Once the morning guided tour ended we decided the heavy rains were not the right conditions for hiking Huyana Pichu, the "Young Mountain." Instead we took shelter in the picnic area with some fellow travelers who were also hoping to wait out the rain.

Greg enjoying a juice box while waiting out the rain.

Even the locals were in the picnic area taking shelter from the elements.

After a three hour rain delay, the weather cleared a bit so we got back on the "Old Mountain" and finished exploring. Our patience paid off as we were able to see, experience and capture amazing images of the area. It is one of the most beautiful and surreal places we have ever been. Everywhere you looked was an amazing view. Hopefully, the pictures below give you a sense of Machu Picchu's size, architectural intricacies, engineering prowess, and how the whole site is nestled into a massive mountain range. 

The clouds began to clear in the afternoon allowing for picturesque views of the entire Machu Picchu ruin.

Greg striking the Colin Kaepernick pose on top of Machu Picchu.

Speaking of football, the expansive grassy areas throughout the ruin would have made for perfect athletic fields.

Cut with stone or bronze tools, the edges of the stones were rubbed smooth until they merged together perfectly.

The Temple of the Three Windows was used for ceremonial rites.

The Temple of the Sun is the only round structure within Machu Picchu and has two tower windows that align to the points where the sun rises on the summer and winter solstices.

The ruin was an intricate maze of walkways, stairways, plazas, rooms, and terraces.

It's still a mystery how the Incas managed to transport the massive stones and granite they chiseled from the mountain cliffs.
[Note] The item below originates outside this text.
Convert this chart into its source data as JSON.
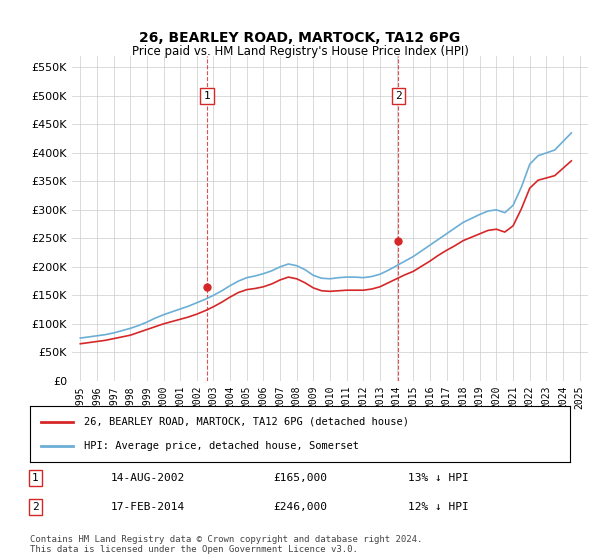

The stones in the walls were fitted together flawlessly like pieces of a jigsaw puzzle without mortar.

One of the most exhilarating and scary parts of the ruin was the "Inca Bridge," which is a back entry pathway to Machu Picchu cut into the side of the mountain. The Incan army would take the bridge when returning from battle.

The Inca Bridge path is about 4-feet wide and winds around the side of the cliff face.


Living on the edge. There's no rail or guard on the Inca Bridge; it's just a straight drop.

Greg tested his limits; you can see that the path is not that wide and a bit rocky at some points.

It's about a 2,000 foot drop from the pathway to the valley floor.

Matt trying to feed the llamas, but they wanted nothing to do with him.

Greg on the other hand was a llama whisperer.

A view of Huyana Picchu, the iconic mountain peak that acts as the backdrop to Machu Picchu.


At the end of the day, I'd say we succeeded. It wasn't a homerun since it was rainy in the AM and still a little cloudy in the afternoon, but overall we explored the 15th century ruin from top to bottom, took some amazing pics, and got the full experience we were hoping for.

The last picture of the day...almost no clouds...definitely worth the wait.


We descended the mountain by bus around 4pm. We dried off and then took a brief ciesta before grabbing a bite to eat and exploring the small town of Aguas Calientes. 

While walking around Aguas Calientes we came upon a local park with recreation soccer games going on.

Dinner consisted of street meat from the local vendors outside the rec league field.

Matt went with the carne...what type of "carne" is still TBD.


Friday we head back to Cusco for a relaxing day in the Incan capital city.